Perito expõe bastidores do caso Vitória e denúncia de manipulação pode implodir investigação em Cajamar
Um perito criminal denunciou pressão para alterar laudos no caso da jovem Vitória Regina, assassinada em fevereiro de 2025 em Cajamar, e a revelação pode mudar os rumos do processo que mantém Maicol Sales dos Santos preso à espera de julgamento. A denúncia veio a público no domingo (22/02/2026) e reacendeu dúvidas sobre a integridade das provas que embasaram a acusação.

- Perito criminal denuncia pressão para alterar laudos do caso.
- Vitória Regina foi assassinada em fevereiro de 2025, em Cajamar.
- Maicol Sales dos Santos é o único preso e aguarda julgamento.
- Confissão foi anulada por suspeita de coação.
- Defesa questiona perícia em celular e vestígios de sangue.
Um ano depois da morte da adolescente de 17 anos, a investigação volta ao centro do debate. Vitória desapareceu ao retornar do trabalho e, em mensagem enviada a uma amiga, relatou estar sendo seguida por dois homens. O corpo foi localizado nove dias depois, em uma área de mata. Desde então, a cidade convive com uma pergunta que ainda ecoa: o que, de fato, aconteceu naquela noite?
O único preso pelo crime é Maicol Sales dos Santos. A Polícia apontou vestígios de sangue no carro e na residência dele, além de fotografias da vítima encontradas em seu celular. Esses elementos sustentaram a denúncia aceita pela Justiça. Agora, a solidez desse conjunto probatório é questionada.

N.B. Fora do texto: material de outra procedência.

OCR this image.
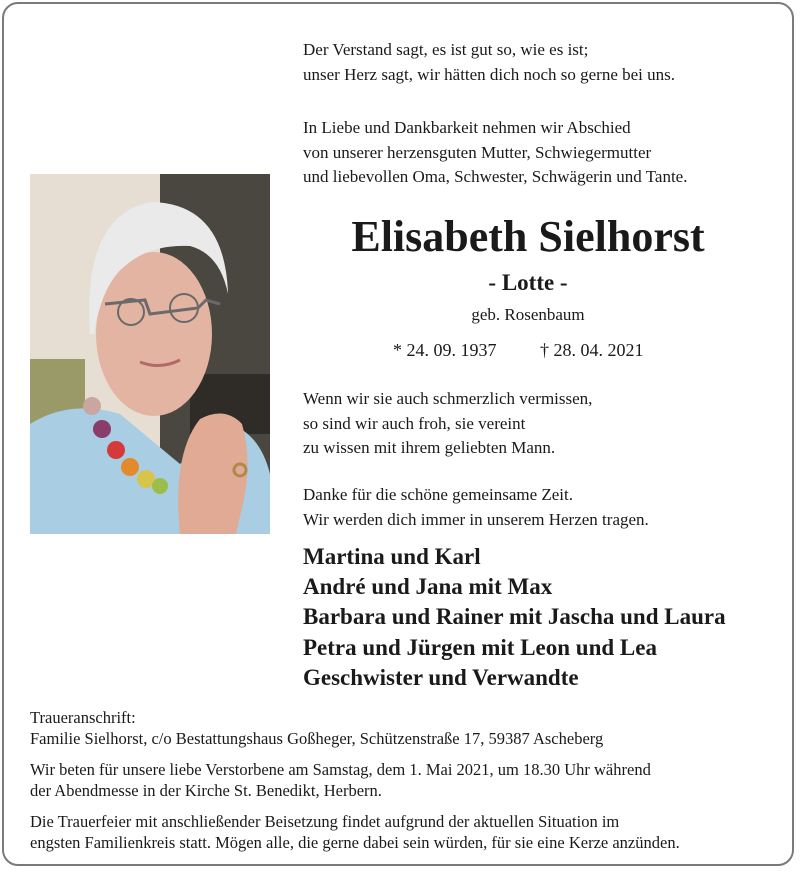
Der Verstand sagt, es ist gut so, wie es ist;
unser Herz sagt, wir hätten dich noch so gerne bei uns.
In Liebe und Dankbarkeit nehmen wir Abschied
von unserer herzensguten Mutter, Schwiegermutter
und liebevollen Oma, Schwester, Schwägerin und Tante.
Elisabeth Sielhorst
- Lotte -
geb. Rosenbaum
* 24. 09. 1937 † 28. 04. 2021
Wenn wir sie auch schmerzlich vermissen,
so sind wir auch froh, sie vereint
zu wissen mit ihrem geliebten Mann.
Danke für die schöne gemeinsame Zeit.
Wir werden dich immer in unserem Herzen tragen.
Martina und Karl
André und Jana mit Max
Barbara und Rainer mit Jascha und Laura
Petra und Jürgen mit Leon und Lea
Geschwister und Verwandte
Traueranschrift:
Familie Sielhorst, c/o Bestattungshaus Goßheger, Schützenstraße 17, 59387 Ascheberg
Wir beten für unsere liebe Verstorbene am Samstag, dem 1. Mai 2021, um 18.30 Uhr während
der Abendmesse in der Kirche St. Benedikt, Herbern.
Die Trauerfeier mit anschließender Beisetzung findet aufgrund der aktuellen Situation im
engsten Familienkreis statt. Mögen alle, die gerne dabei sein würden, für sie eine Kerze anzünden.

O perito que atuou nas primeiras diligências afirma que aplicou luminol na casa do suspeito e que não identificou sangue humano nas áreas examinadas. Segundo o relato, no dia seguinte, outra equipe realizou nova perícia e encontrou vestígios no banheiro do imóvel. Ele afirma ainda que seu nome foi incluído em um laudo complementar que não produziu e que teria sido pressionado a inserir informações que, segundo lhe disseram, “ajudariam no processo”.
“Eu me recusei a forjar documento”, afirmou o perito em entrevista exibida na televisão.
A defesa sustenta que o celular apreendido não passou por perícia formal e que houve manipulação de dados no período em que o acusado estava sob custódia. Também aponta ausência de exame de DNA confirmando que o material biológico encontrado seria da vítima.
| Elemento | Versão da Investigação | Questionamento da Defesa |
|---|---|---|
| Sangue na residência | Vestígio identificado em nova perícia. | Primeira análise não encontrou material humano. |
| Celular do acusado | Fotos da vítima localizadas. | Não houve perícia técnica formal. |
| Confissão | Depoimento inicial admitiu o crime. | Confissão anulada por suspeita de coação. |
O ponto mais sensível é a confissão. Maicol chegou a admitir participação no crime, mas a Justiça anulou o depoimento após indícios de coação. No processo penal, a confissão não é absoluta; precisa ser voluntária e acompanhada de provas consistentes. Sem isso, perde valor.
A Secretaria de Segurança Pública informou que o inquérito foi conduzido com rigor e que a denúncia foi aceita pelo Judiciário. A Corregedoria acompanha as alegações. Enquanto isso, o processo segue para julgamento.
No centro do debate está a cadeia de custódia, mecanismo que assegura rastreabilidade e integridade das provas desde a coleta até a análise em juízo. Falhas nesse percurso podem gerar nulidades e alterar o desfecho de um caso criminal.
Na casa da família de Vitória, o tempo não apagou o luto. O pai, Carlos, afirmou que precisa de respostas. Entre denúncias técnicas e disputas jurídicas, o caso expõe não apenas a busca por autoria, mas a necessidade de confiança no caminho percorrido até a verdade judicial.